Press Release

Baltic Film, Media and Arts School builds bridges between the disciplines of filmmaking and neuroscience

Baltic NeuroCine conference is organised by the Baltic Film, Media and Arts School of Tallinn University from 16th to 18th of May. The conference will introduce the new and exciting multidisciplinary research field of neurocinematics in Estonia and the Baltic Region.

NeuroCine conference

The programme features keynotes by professor Uri Hasson, Princeton University, presenting groundbreaking research on neurocinematics. And by Katrin Heimann, Aarhus University, whose workshop on micro-phenomenological analysis of individual experiences is one of the highlights of the programme.

The speakers of the conference include both well-known filmmakers and ground-breaking scientists: Vittorio Gallese (professor of Psychobiology at the University of Parma, one of the scientists who discovered mirror neurons), Thomas Ackerman (cinematographer: Beetlejuice, Jumanji etc.), Oscar nominated director Tanel Toom (Truth and Justice, The Confession), to name a few of many.

The aim of the conference is to build bridges between the disciplines of filmmaking and neuroscience and boost collaboration between art and science. As the conference will introduce the new and exciting multidisciplinary research field of neurocinematics in Estonia and the Baltic Region, the programme also features professor Uri Hasson himself who in a groundbreaking work in 2008 originally coined the term neurocinematics, and Katrin Heimann whose workshop on micro-phenomenology is one of the highlights of the programme.

The key catalysts of the event are two filmmakers, EU Mobilitas Pluss Research Professor Pia Tikka and Associate Professor of Film Arts Elen Lotman. “Both art and science are ways for the human mind to travel towards the unknown with excitement instead of fear,” Lotman envisions. "Studying how the human mind makes sense of narratives gives us information on how people understand one another and the everyday world around them," adds Tikka.

Associate Professor of Film Arts Elen Lotman said that the conference is a launch of something much bigger - the art and science merging in BFM and starting a interdisciplinary revolution. “Both art and science are ways for the human brain to travel towards the unknown with excitement instead of fear and these fields together have a potential to contribute to humanity in unpredictable ways,” she said.

The Baltic Film, Media and Arts School´s doctoral programme is one of the few places in the Baltic Region where it is possible to conduct practice-based research in filmmaking.

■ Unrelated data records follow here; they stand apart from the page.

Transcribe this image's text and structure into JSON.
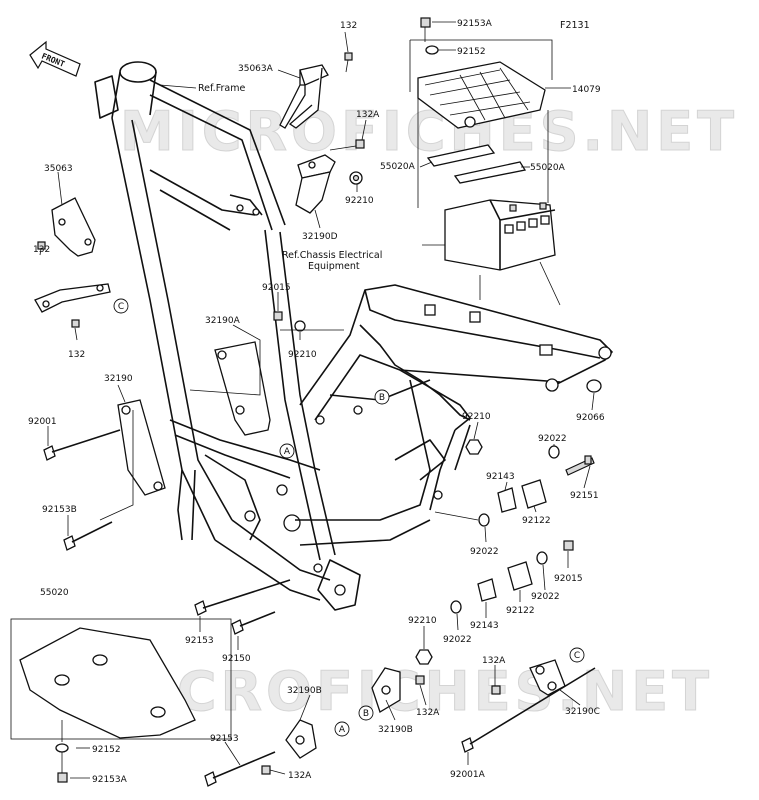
{
  "diagram_code": "F2131",
  "front_label": "FRONT",
  "watermark": {
    "top": "MICROFICHES.NET",
    "bottom": "MICROFICHES.NET"
  },
  "references": {
    "frame": "Ref.Frame",
    "chassis_line1": "Ref.Chassis Electrical",
    "chassis_line2": "Equipment"
  },
  "callouts": {
    "A": "A",
    "B": "B",
    "C": "C"
  },
  "part_labels": {
    "p132_top": "132",
    "p35063A": "35063A",
    "p132A_top": "132A",
    "p32190D": "32190D",
    "p92210_a": "92210",
    "p35063": "35063",
    "p132_left": "132",
    "p132_left_bottom": "132",
    "p92153A_top": "92153A",
    "p92152_top": "92152",
    "p14079": "14079",
    "p55020A_left": "55020A",
    "p55020A_right": "55020A",
    "p92015_top": "92015",
    "p32190A": "32190A",
    "p92210_b": "92210",
    "p32190": "32190",
    "p92001": "92001",
    "p92153B": "92153B",
    "p92066": "92066",
    "p92210_c": "92210",
    "p92022_a": "92022",
    "p92143_a": "92143",
    "p92151": "92151",
    "p92122_a": "92122",
    "p92022_b": "92022",
    "p92015_b": "92015",
    "p92022_c": "92022",
    "p92122_b": "92122",
    "p92143_b": "92143",
    "p92022_d": "92022",
    "p55020": "55020",
    "p92153_a": "92153",
    "p92150": "92150",
    "p92210_d": "92210",
    "p132A_mid": "132A",
    "p132A_right": "132A",
    "p32190B_top": "32190B",
    "p32190B_mid": "32190B",
    "p32190C": "32190C",
    "p92153_b": "92153",
    "p132A_bottom": "132A",
    "p92001A": "92001A",
    "p92152_bottom": "92152",
    "p92153A_bottom": "92153A"
  }
}
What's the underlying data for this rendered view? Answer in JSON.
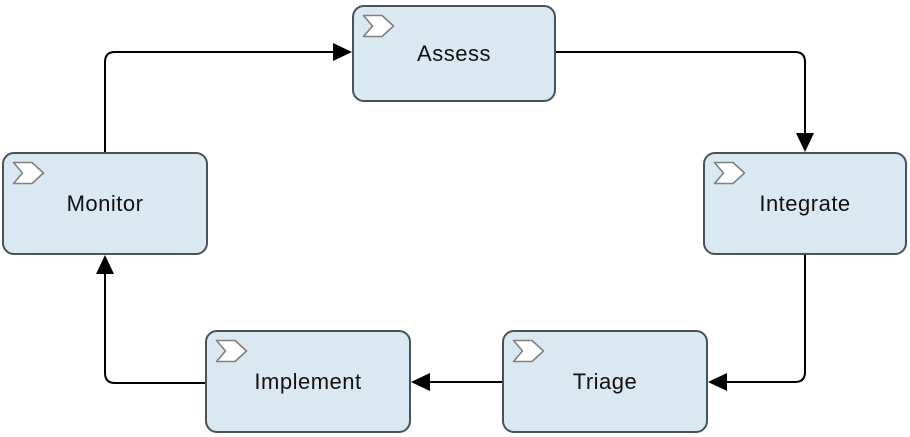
{
  "diagram": {
    "type": "process-cycle",
    "background_color": "#ffffff",
    "node_fill_color": "#d9e8f1",
    "node_border_color": "#46535a",
    "connector_color": "#000000",
    "icon_name": "process-chevron-icon",
    "icon_fill_color": "#ffffff",
    "icon_stroke_color": "#808080",
    "nodes": [
      {
        "id": "assess",
        "label": "Assess"
      },
      {
        "id": "integrate",
        "label": "Integrate"
      },
      {
        "id": "triage",
        "label": "Triage"
      },
      {
        "id": "implement",
        "label": "Implement"
      },
      {
        "id": "monitor",
        "label": "Monitor"
      }
    ],
    "edges": [
      {
        "from": "Monitor",
        "to": "Assess"
      },
      {
        "from": "Assess",
        "to": "Integrate"
      },
      {
        "from": "Integrate",
        "to": "Triage"
      },
      {
        "from": "Triage",
        "to": "Implement"
      },
      {
        "from": "Implement",
        "to": "Monitor"
      }
    ]
  }
}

Lotman, whose fresh doctoral thesis on filmmaker's experiential heuristics is the first of the BFM's PhD program, is excited of the multidisciplinarity of neurocinematics: “We have a wonderful set of talks that relate filmmakers’ experiences and neurophysiological observations, and, more generally, relates the brain with mind, memories and storytelling." Tikka reminds that the conference also covers critical viewpoints pointing at both benefits and limitations of the available methods. "And of course, we look into the future of storytelling in virtual reality, my specific research field at the BFM," says Tikka.

The hybrid conference will feature both online and live talks and workshop sessions, and many exciting speakers and topics.  

The Baltic NeuroCine conference is supported by the European network for education in Film & Media production (GEECT), the FilmEU_RIT pilot project by European Universities Alliance for Film and Media Arts, together with the Baltic Film, Media and Arts School, Tallinn University. Professor Uri Hasson's keynote is made possible by the Baltic-American Freedom Foundation (BAFF). Professor Katrin Heimann's visit is supported by the EU Mobilitas Pluss project (MOBTT90) funded by the Estonian Research Council.